Zurik: A look inside our Wesley Bishop investigation

Zurik: A look inside our Wesley Bishop investigation

NEW ORLEANS (WVUE) - Our investigation into a longtime Louisiana lawmaker began because of curiosity. Now, we’ll show you how our series on State Sen. Wesley Bishop started and some other interesting findings we discovered along the way.

In May, we reported that Bishop worked as a lobbyist for the Middleberg Riddle Group - a law firm hired by Harrah’s Casino. Harrah’s was trying to push through a new long-term deal with the state. At the same time, our sources told us Bishop was involved in negotiations with Harrah’s, working on the state’s behalf.

So, while one partner at Middleberg lobbied on behalf of Harrah's, the state senator negotiated on the other side of the table and would eventually vote on the bill.

“I can tell you this,” said U.S. Sen. John Kennedy, “there’s an appearance of impropriety.”

To prepare for that story, we inspected a financial disclosure form Bishop files with the state every year. On it, we noticed Bishop had three jobs: lawmaker, attorney, and vice chancellor at Southern University New Orleans, which is a public university.

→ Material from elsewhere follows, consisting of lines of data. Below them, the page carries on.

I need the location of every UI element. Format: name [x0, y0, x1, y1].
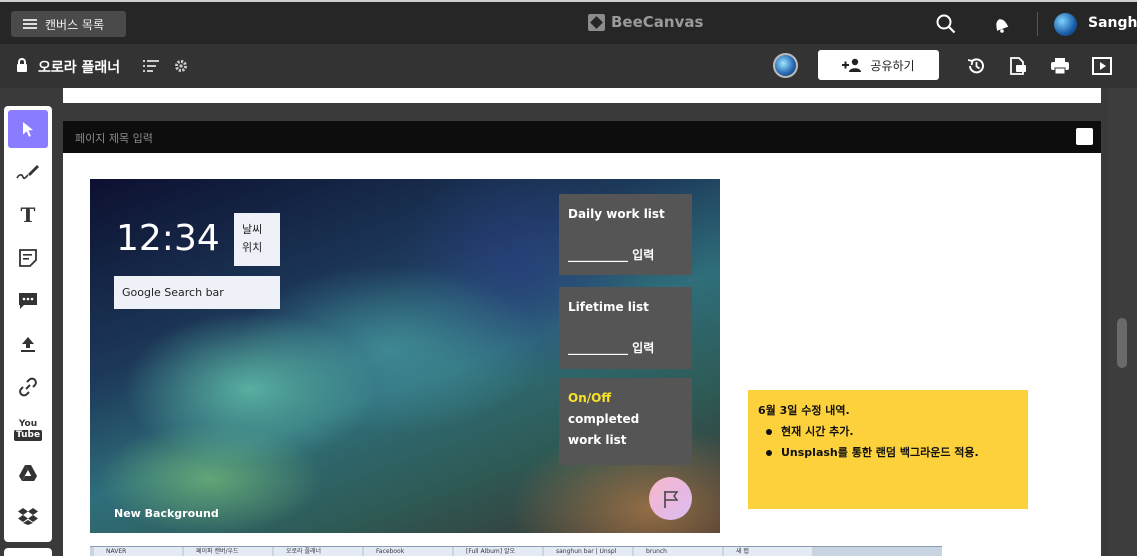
browser-tab: sanghun bar | Unspl	[544, 547, 632, 556]
browser-screenshot-image[interactable]: NAVER 페이퍼 캔버/우드 오로라 플래너 Facebook [Full A…	[90, 546, 942, 556]
flag-icon	[663, 490, 678, 508]
username[interactable]: Sanghu	[1088, 15, 1137, 31]
onoff-highlight: On/Off	[568, 391, 612, 405]
list-item: Unsplash를 통한 랜덤 백그라운드 적용.	[764, 442, 1018, 463]
text-icon: T	[20, 203, 36, 227]
page-checkbox[interactable]	[1076, 128, 1093, 145]
card-title: Lifetime list	[568, 300, 649, 314]
gear-icon[interactable]	[174, 59, 188, 73]
outline-list-icon[interactable]	[143, 59, 159, 73]
dropbox-icon	[18, 508, 38, 525]
google-drive-tool[interactable]	[8, 454, 48, 492]
list-item: 현재 시간 추가.	[764, 421, 1018, 442]
canvas-list-button[interactable]: 캔버스 목록	[11, 11, 126, 37]
add-person-icon	[842, 58, 862, 72]
browser-tab: [Full Album] 알오	[454, 547, 542, 556]
scrollbar-thumb[interactable]	[1117, 318, 1127, 368]
pen-tool[interactable]	[8, 153, 48, 191]
google-drive-icon	[19, 465, 37, 481]
browser-tab: 오로라 플래너	[274, 547, 362, 556]
pen-icon	[16, 165, 39, 180]
browser-tab: NAVER	[94, 547, 182, 556]
completed-work-list-card[interactable]: On/Off completed work list	[559, 378, 692, 465]
beecanvas-logo-icon	[588, 13, 605, 31]
canvas-list-label: 캔버스 목록	[45, 17, 105, 32]
youtube-tool[interactable]: You Tube	[8, 411, 48, 449]
notification-bell-icon[interactable]	[991, 14, 1011, 34]
link-icon	[19, 377, 37, 397]
lock-icon	[17, 58, 27, 72]
page-header: 페이지 제목 입력	[63, 121, 1101, 153]
sticky-heading: 6월 3일 수정 내역.	[758, 404, 850, 417]
dropbox-tool[interactable]	[8, 497, 48, 535]
collaborator-avatar[interactable]	[773, 53, 798, 78]
weather-widget: 날씨 위치	[234, 213, 280, 266]
sticky-note[interactable]: 6월 3일 수정 내역. 현재 시간 추가. Unsplash를 통한 랜덤 백…	[748, 390, 1028, 509]
note-tool[interactable]	[8, 239, 48, 277]
card-title: Daily work list	[568, 207, 665, 221]
card-title-line2: work list	[568, 433, 627, 447]
canvas-title[interactable]: 오로라 플래너	[38, 57, 120, 77]
sticky-list: 현재 시간 추가. Unsplash를 통한 랜덤 백그라운드 적용.	[758, 421, 1018, 463]
menu-icon	[23, 19, 37, 29]
share-label: 공유하기	[870, 58, 915, 73]
browser-tab: 새 탭	[724, 547, 812, 556]
text-tool[interactable]: T	[8, 196, 48, 234]
card-input-line: __________ 입력	[568, 341, 655, 355]
cursor-icon	[23, 122, 33, 137]
history-icon[interactable]	[966, 56, 986, 76]
upload-icon	[21, 337, 35, 352]
browser-tab: 페이퍼 캔버/우드	[184, 547, 272, 556]
browser-tab: Facebook	[364, 547, 452, 556]
page-title-input[interactable]: 페이지 제목 입력	[75, 130, 153, 146]
browser-tab: brunch	[634, 547, 722, 556]
search-icon[interactable]	[936, 14, 956, 34]
new-background-link[interactable]: New Background	[114, 507, 219, 520]
daily-work-list-card[interactable]: Daily work list __________ 입력	[559, 194, 692, 275]
google-search-bar[interactable]: Google Search bar	[114, 276, 280, 309]
previous-page-bottom	[63, 88, 1101, 103]
card-title: On/Off completed	[568, 388, 683, 430]
canvas-toolbar: 오로라 플래너 공유하기	[0, 44, 1137, 88]
comment-tool[interactable]	[8, 282, 48, 320]
upload-tool[interactable]	[8, 325, 48, 363]
tool-palette-secondary	[4, 548, 52, 556]
print-icon[interactable]	[1050, 56, 1070, 76]
divider	[1037, 12, 1038, 36]
presentation-play-icon[interactable]	[1092, 56, 1112, 76]
brand-name: BeeCanvas	[611, 13, 704, 31]
location-label: 위치	[242, 241, 263, 254]
share-button[interactable]: 공유하기	[818, 50, 939, 80]
card-title-rest: completed	[568, 412, 640, 426]
youtube-icon: You Tube	[13, 418, 43, 441]
select-tool[interactable]	[8, 110, 48, 148]
user-avatar[interactable]	[1054, 13, 1077, 36]
export-pdf-icon[interactable]	[1008, 56, 1028, 76]
link-tool[interactable]	[8, 368, 48, 406]
comment-icon	[19, 293, 37, 309]
sticky-note-icon	[19, 249, 37, 267]
flag-button[interactable]	[649, 477, 692, 520]
lifetime-list-card[interactable]: Lifetime list __________ 입력	[559, 287, 692, 369]
brand-logo: BeeCanvas	[588, 13, 703, 31]
clock-display: 12:34	[116, 218, 220, 259]
tool-palette: T You Tube	[4, 106, 52, 542]
card-input-line: __________ 입력	[568, 248, 655, 262]
top-bar: 캔버스 목록 BeeCanvas Sanghu	[0, 0, 1137, 44]
weather-label: 날씨	[242, 223, 263, 236]
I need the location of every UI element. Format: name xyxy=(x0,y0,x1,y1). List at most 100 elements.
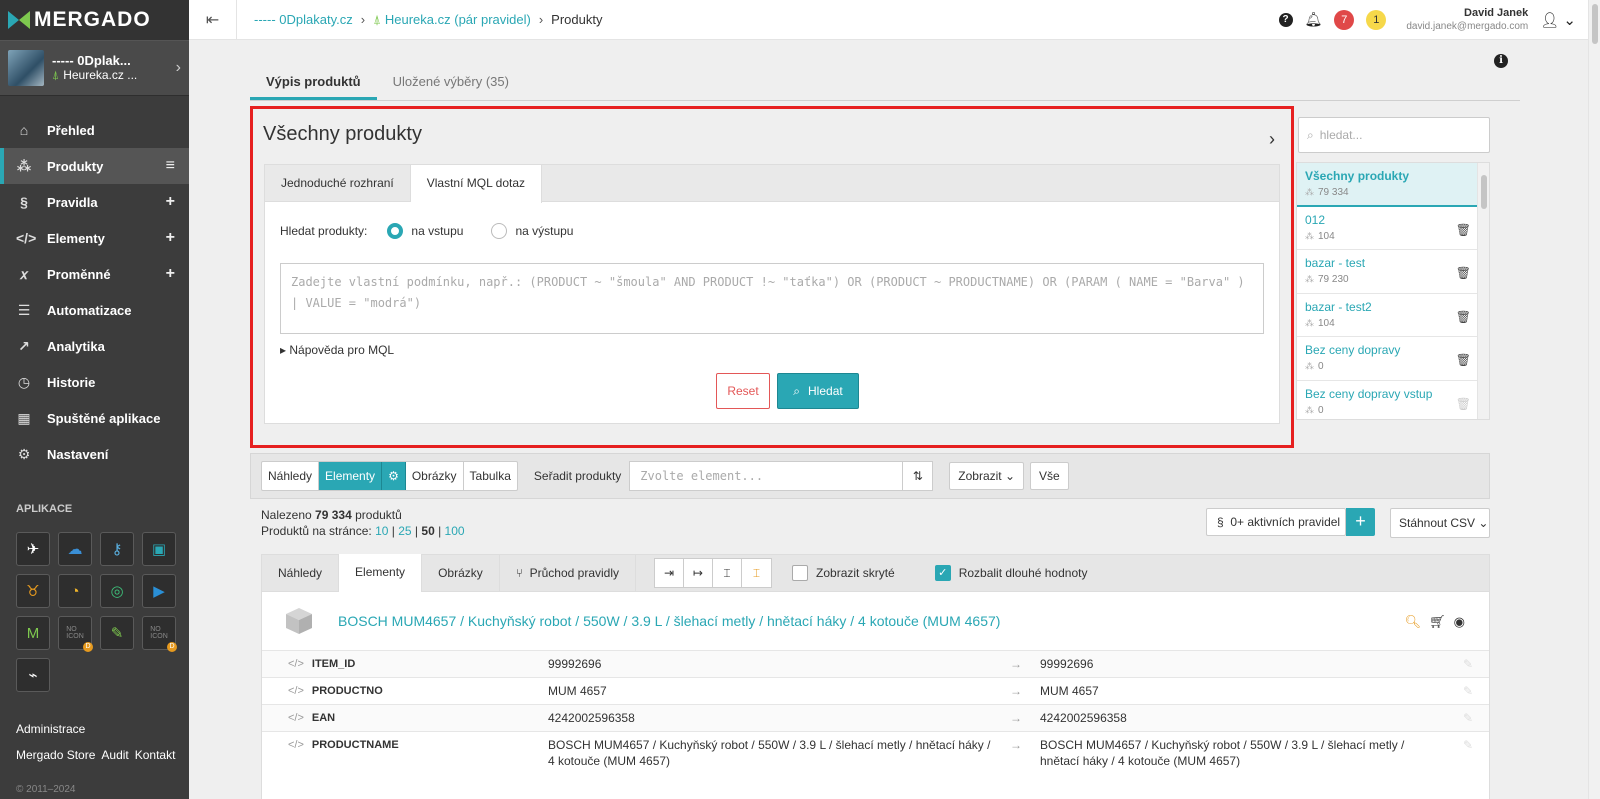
tab-ulozene-vybery[interactable]: Uložené výběry (35) xyxy=(377,60,525,100)
reset-button[interactable]: Reset xyxy=(716,373,770,409)
compare-icon[interactable]: ⌶ xyxy=(742,559,771,587)
nav-item-pravidla[interactable]: § Pravidla + xyxy=(0,184,189,220)
nav-item-analytika[interactable]: ↗ Analytika xyxy=(0,328,189,364)
pencil-icon[interactable]: ✎ xyxy=(1463,683,1473,699)
app-placeholder-icon[interactable]: NO ICON D xyxy=(142,616,177,652)
show-dropdown[interactable]: Zobrazit ⌄ xyxy=(949,462,1025,490)
app-brush-icon[interactable]: ⌁ xyxy=(16,658,50,692)
radio-input[interactable]: na vstupu xyxy=(387,223,463,239)
nav-item-produkty[interactable]: ⁂ Produkty ≡ xyxy=(0,148,189,184)
view-obrazky-button[interactable]: Obrázky xyxy=(406,462,464,490)
tab-custom-mql[interactable]: Vlastní MQL dotaz xyxy=(410,165,543,203)
warning-count-badge[interactable]: 1 xyxy=(1366,9,1387,30)
sort-element-input[interactable]: Zvolte element... xyxy=(629,461,904,491)
app-arrow-icon[interactable]: ▶ xyxy=(142,574,176,608)
mql-help-toggle[interactable]: ▸ Nápověda pro MQL xyxy=(280,343,394,357)
add-rule-button[interactable]: + xyxy=(1346,508,1375,536)
app-placeholder-icon[interactable]: NO ICON D xyxy=(58,616,93,652)
link-administrace[interactable]: Administrace xyxy=(16,722,85,736)
nav-item-prehled[interactable]: ⌂ Přehled xyxy=(0,112,189,148)
link-kontakt[interactable]: Kontakt xyxy=(135,748,176,762)
app-bull-icon[interactable]: ♉ xyxy=(16,574,50,608)
logo[interactable]: MERGADO xyxy=(0,0,189,40)
per-page-50[interactable]: 50 xyxy=(421,524,434,538)
hide-eye-icon[interactable]: ◉ xyxy=(1454,614,1465,630)
nav-item-elementy[interactable]: </> Elementy + xyxy=(0,220,189,256)
app-gauge-icon[interactable]: ◔ xyxy=(58,574,92,608)
per-page-10[interactable]: 10 xyxy=(375,524,388,538)
nav-item-promenne[interactable]: 𝑥 Proměnné + xyxy=(0,256,189,292)
checkbox-checked-icon[interactable]: ✓ xyxy=(934,565,951,581)
search-button[interactable]: ⌕ Hledat xyxy=(777,373,859,409)
bell-icon[interactable]: 🔔︎ xyxy=(1305,11,1323,28)
pencil-icon[interactable]: ✎ xyxy=(1463,656,1473,672)
view-nahledy-button[interactable]: Náhledy xyxy=(262,462,320,490)
show-hidden-checkbox[interactable]: Zobrazit skryté xyxy=(792,565,895,581)
app-pencil-icon[interactable]: ✎ xyxy=(100,616,134,650)
app-mergado-icon[interactable]: M xyxy=(16,616,50,650)
tab-simple-interface[interactable]: Jednoduché rozhraní xyxy=(265,165,411,201)
list-item[interactable]: Bez ceny dopravy vstup ⁂ 0 🗑︎ xyxy=(1297,381,1489,420)
collapse-menu-icon[interactable]: ⇤ xyxy=(189,0,237,40)
info-icon[interactable]: i xyxy=(1494,54,1508,68)
radio-output[interactable]: na výstupu xyxy=(491,223,573,239)
radio-on-icon[interactable] xyxy=(387,223,404,239)
trash-icon[interactable]: 🗑︎ xyxy=(1456,397,1471,411)
tab-vypis-produktu[interactable]: Výpis produktů xyxy=(250,60,377,100)
link-mergado-store[interactable]: Mergado Store xyxy=(16,748,95,762)
nav-item-nastaveni[interactable]: ⚙ Nastavení xyxy=(0,436,189,472)
per-page-100[interactable]: 100 xyxy=(445,524,465,538)
nav-item-spustene-aplikace[interactable]: ▦ Spuštěné aplikace xyxy=(0,400,189,436)
show-all-button[interactable]: Vše xyxy=(1030,462,1069,490)
split-icon[interactable]: ⌶ xyxy=(713,559,743,587)
checkbox-empty-icon[interactable] xyxy=(792,565,809,581)
radio-off-icon[interactable] xyxy=(491,223,508,239)
download-csv-dropdown[interactable]: Stáhnout CSV ⌄ xyxy=(1390,508,1490,538)
breadcrumb-shop[interactable]: ----- 0Dplakaty.cz xyxy=(254,12,353,27)
link-audit[interactable]: Audit xyxy=(101,748,128,762)
trash-icon[interactable]: 🗑︎ xyxy=(1456,310,1471,324)
expand-in-icon[interactable]: ⇥ xyxy=(655,559,685,587)
card-tab-elementy[interactable]: Elementy xyxy=(339,554,423,592)
nav-item-historie[interactable]: ◷ Historie xyxy=(0,364,189,400)
notification-count-badge[interactable]: 7 xyxy=(1334,9,1355,30)
list-item[interactable]: bazar - test ⁂ 79 230 🗑︎ xyxy=(1297,250,1489,294)
saved-search-input[interactable]: ⌕ hledat... xyxy=(1298,117,1490,153)
pencil-icon[interactable]: ✎ xyxy=(1463,737,1473,753)
add-variable-button[interactable]: + xyxy=(166,265,175,283)
app-plane-icon[interactable]: ✈ xyxy=(16,532,50,566)
add-rule-button[interactable]: + xyxy=(166,193,175,211)
card-tab-pruchod[interactable]: ⑂ Průchod pravidly xyxy=(500,554,637,592)
shop-switcher[interactable]: ----- 0Dplak... ⍋ Heureka.cz ... › xyxy=(0,40,189,96)
active-rules-button[interactable]: § 0+ aktivních pravidel xyxy=(1206,508,1346,536)
view-elementy-button[interactable]: Elementy xyxy=(319,462,383,490)
product-title[interactable]: BOSCH MUM4657 / Kuchyňský robot / 550W /… xyxy=(338,613,1000,629)
trash-icon[interactable]: 🗑︎ xyxy=(1456,353,1471,367)
chevron-right-icon[interactable]: › xyxy=(1269,129,1275,150)
pencil-icon[interactable]: ✎ xyxy=(1463,710,1473,726)
nav-item-automatizace[interactable]: ☰ Automatizace xyxy=(0,292,189,328)
app-cloud-icon[interactable]: ☁ xyxy=(58,532,92,566)
user-icon[interactable]: 👤︎ ⌄ xyxy=(1540,11,1576,29)
breadcrumb-export[interactable]: Heureka.cz (pár pravidel) xyxy=(385,12,531,27)
page-scrollbar[interactable] xyxy=(1588,0,1600,799)
app-box-icon[interactable]: ▣ xyxy=(142,532,176,566)
help-icon[interactable]: ? xyxy=(1278,12,1293,27)
list-item[interactable]: Bez ceny dopravy ⁂ 0 🗑︎ xyxy=(1297,337,1489,381)
list-scrollbar[interactable] xyxy=(1477,163,1489,419)
view-tabulka-button[interactable]: Tabulka xyxy=(464,462,517,490)
inspect-icon[interactable]: 🔍︎ xyxy=(1405,614,1422,630)
trash-icon[interactable]: 🗑︎ xyxy=(1456,266,1471,280)
user-info[interactable]: David Janek david.janek@mergado.com xyxy=(1406,7,1528,33)
list-item[interactable]: 012 ⁂ 104 🗑︎ xyxy=(1297,207,1489,250)
add-element-button[interactable]: + xyxy=(166,229,175,247)
card-tab-nahledy[interactable]: Náhledy xyxy=(262,554,340,592)
list-item[interactable]: Všechny produkty ⁂ 79 334 xyxy=(1297,163,1489,207)
trash-icon[interactable]: 🗑︎ xyxy=(1456,223,1471,237)
collapse-out-icon[interactable]: ↦ xyxy=(684,559,714,587)
app-key-icon[interactable]: ⚷ xyxy=(100,532,134,566)
expand-long-checkbox[interactable]: ✓ Rozbalit dlouhé hodnoty xyxy=(934,565,1087,581)
list-item[interactable]: bazar - test2 ⁂ 104 🗑︎ xyxy=(1297,294,1489,337)
app-circle-icon[interactable]: ◎ xyxy=(100,574,134,608)
sort-direction-icon[interactable]: ⇅ xyxy=(903,461,934,491)
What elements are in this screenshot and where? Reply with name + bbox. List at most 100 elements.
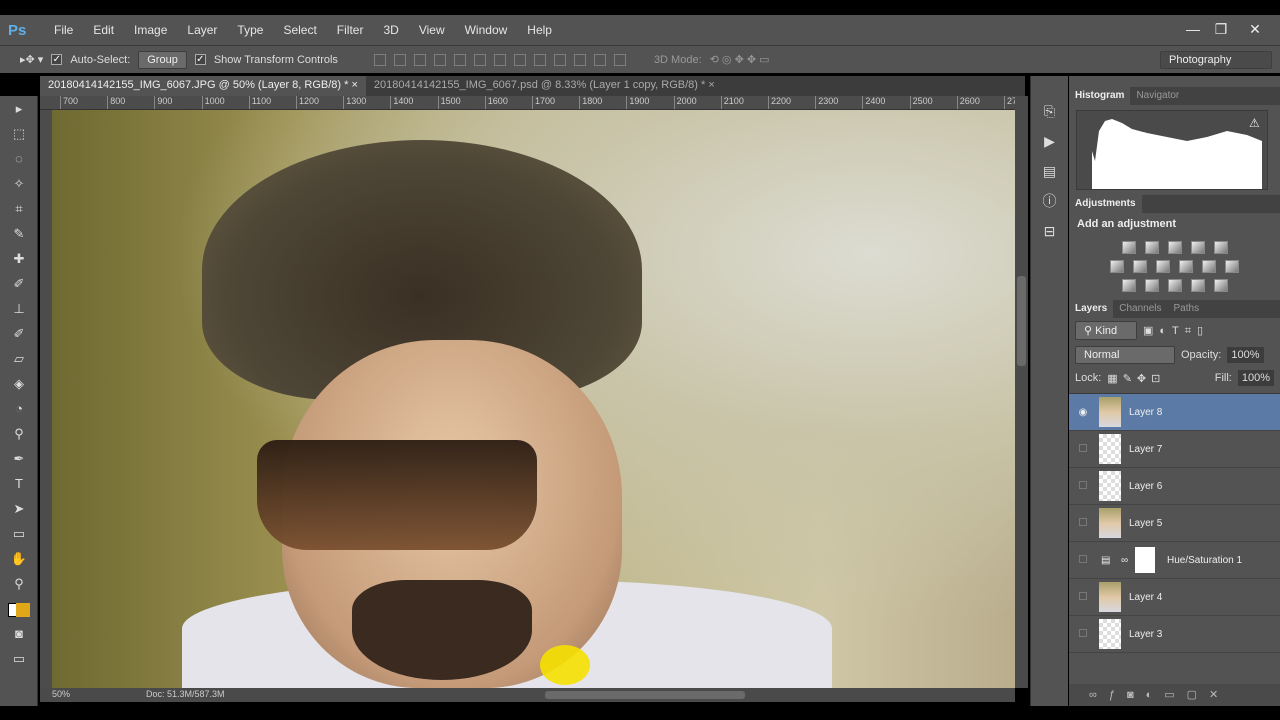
eye-icon[interactable]: ◉ — [1069, 407, 1097, 418]
selective-color-icon[interactable] — [1190, 279, 1205, 292]
fill-input[interactable]: 100% — [1237, 370, 1274, 386]
menu-help[interactable]: Help — [517, 23, 562, 37]
align-top-icon[interactable] — [373, 53, 386, 66]
menu-type[interactable]: Type — [227, 23, 273, 37]
layers-footer-icons[interactable]: ∞ƒ◙◐▭▢✕ — [1069, 684, 1280, 706]
close-icon[interactable]: × — [351, 79, 357, 91]
info-icon[interactable]: ⓘ — [1031, 186, 1068, 216]
menu-view[interactable]: View — [409, 23, 455, 37]
hand-tool-icon[interactable]: ✋ — [0, 546, 38, 571]
3d-tools-icons[interactable]: ⟲ ◎ ✥ ✥ ▭ — [710, 53, 770, 66]
align-hcenter-icon[interactable] — [453, 53, 466, 66]
layer-comps-icon[interactable]: ⊟ — [1031, 216, 1068, 246]
vibrance-icon[interactable] — [1213, 241, 1228, 254]
distribute-right-icon[interactable] — [593, 53, 606, 66]
paint-bucket-icon[interactable]: ◈ — [0, 371, 38, 396]
menu-select[interactable]: Select — [273, 23, 326, 37]
layer-row[interactable]: Layer 7 — [1069, 431, 1280, 468]
tab-navigator[interactable]: Navigator — [1130, 87, 1185, 105]
tab-adjustments[interactable]: Adjustments — [1069, 195, 1142, 213]
stamp-tool-icon[interactable]: ⊥ — [0, 296, 38, 321]
blend-mode-dropdown[interactable]: Normal — [1075, 346, 1175, 364]
layer-row[interactable]: Layer 6 — [1069, 468, 1280, 505]
marquee-tool-icon[interactable]: ⬚ — [0, 121, 38, 146]
layer-row[interactable]: Layer 3 — [1069, 616, 1280, 653]
auto-align-icon[interactable] — [613, 53, 626, 66]
layer-row[interactable]: Layer 4 — [1069, 579, 1280, 616]
align-left-icon[interactable] — [433, 53, 446, 66]
brightness-icon[interactable] — [1121, 241, 1136, 254]
menu-window[interactable]: Window — [455, 23, 518, 37]
visibility-toggle[interactable] — [1069, 517, 1097, 529]
distribute-vcenter-icon[interactable] — [513, 53, 526, 66]
quick-select-tool-icon[interactable]: ✧ — [0, 171, 38, 196]
levels-icon[interactable] — [1144, 241, 1159, 254]
menu-image[interactable]: Image — [124, 23, 177, 37]
photo-filter-icon[interactable] — [1179, 260, 1193, 273]
path-select-icon[interactable]: ➤ — [0, 496, 38, 521]
auto-select-dropdown[interactable]: Group — [138, 50, 187, 69]
close-icon[interactable]: × — [708, 79, 714, 91]
menu-3d[interactable]: 3D — [373, 23, 408, 37]
visibility-toggle[interactable] — [1069, 443, 1097, 455]
rectangle-tool-icon[interactable]: ▭ — [0, 521, 38, 546]
distribute-left-icon[interactable] — [553, 53, 566, 66]
color-lookup-icon[interactable] — [1225, 260, 1239, 273]
filter-kind-dropdown[interactable]: ⚲ Kind — [1075, 321, 1137, 340]
eyedropper-tool-icon[interactable]: ✎ — [0, 221, 38, 246]
move-tool-icon[interactable]: ▸✥ ▾ — [20, 53, 43, 66]
layer-row[interactable]: ▤ ∞ Hue/Saturation 1 — [1069, 542, 1280, 579]
menu-layer[interactable]: Layer — [177, 23, 227, 37]
distribute-hcenter-icon[interactable] — [573, 53, 586, 66]
menu-filter[interactable]: Filter — [327, 23, 374, 37]
vertical-scrollbar[interactable] — [1015, 96, 1028, 688]
tab-histogram[interactable]: Histogram — [1069, 87, 1131, 105]
document-canvas[interactable] — [52, 110, 1015, 688]
invert-icon[interactable] — [1121, 279, 1136, 292]
restore-button[interactable]: ❐ — [1206, 15, 1236, 45]
move-tool-icon[interactable]: ▸ — [0, 96, 38, 121]
horizontal-scrollbar[interactable] — [280, 688, 1015, 702]
healing-tool-icon[interactable]: ✚ — [0, 246, 38, 271]
visibility-toggle[interactable] — [1069, 591, 1097, 603]
color-balance-icon[interactable] — [1133, 260, 1147, 273]
type-tool-icon[interactable]: T — [0, 471, 38, 496]
black-white-icon[interactable] — [1156, 260, 1170, 273]
close-button[interactable]: ✕ — [1240, 15, 1270, 45]
auto-select-checkbox[interactable]: ✓ — [51, 54, 63, 65]
tab-document-jpg[interactable]: 20180414142155_IMG_6067.JPG @ 50% (Layer… — [40, 76, 366, 96]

We wanted to see how Bishop juggled the three jobs - mostly how he fulfilled his SUNO responsibilities while working as a lawmaker and attorney. So, we filed a public records request with SUNO, asking for his time sheets. That’s when we noticed Bishop used a large amount of sick time during the legislative session.

We decided to dig deeper and started the exhaustive task of reviewing hundreds of hours of video from the legislative session. Every minute of every meeting is archived online. For each of the 122 days Bishop called in sick at SUNO in 2017 and 2018, we searched and found proof of Bishop being in Baton Rouge. It’s against SUNO policy and state law to use sick time to fulfill legislative duties.

The state has a generous sick leave policy. Bishop currently earns 24 sick days annually and can roll over unused sick time year to year. According to the Southern University System, Bishop has accrued 285 sick days. Bishop’s been a SUNO employee since 1995. If he retires from SUNO, he may get paid for 37.5 of those unused sick days.

Bishop told us he used his sick time to attend the session because a 1981 attorney general opinion allowed him to do so. But legal experts say he’s wrong.

As we reviewed Bishop’s time sheets, another question emerged. In 2015 Bishop used annual leave - also known as vacation time - for the legislative session, which the law allows. In 2016, he took leave without pay, but SUNO paid him for many of those days. When we examined Bishop’s annual leave history, it became apparent in 2017 and 2018 he did not have enough vacation time to cover the days he needed to be in Baton Rouge for the Legislature.

“He didn’t have enough days to attend the legislative session out of his bank,” local CPA Patrick Lynch said.

Bishop told us he only started using sick leave after he was informed of the attorney general opinion in April 2016. However, a look at his time sheets for 2017 shows Bishop used 15 days of annual leave in April for the legislative session - one year after he alleged he learned of this attorney general opinion. Bishop used annual leave for the first week of May 2017, too.

In other words, although Bishop claimed he knew he was allowed to use sick time, he still used annual leave to cover his time in the State Capitol - at least at first.

According to our calculations, on May 5, 2017, Bishop had exhausted all of his annual leave time and had no vacation days left. It just so happens, that’s when Bishop started using sick time to attend the legislative session.

As the inspector general began to investigate Bishop, a legal expert and CPA said Bishop may have committed payroll fraud. But one state law enforcer told us of another potential crime the inspector general may look at: filing false public records. This charge covers any document containing a false statement or false representation of a material fact.

Anyone who commits this crime could spent time in jail and pay thousands of dollars in fines.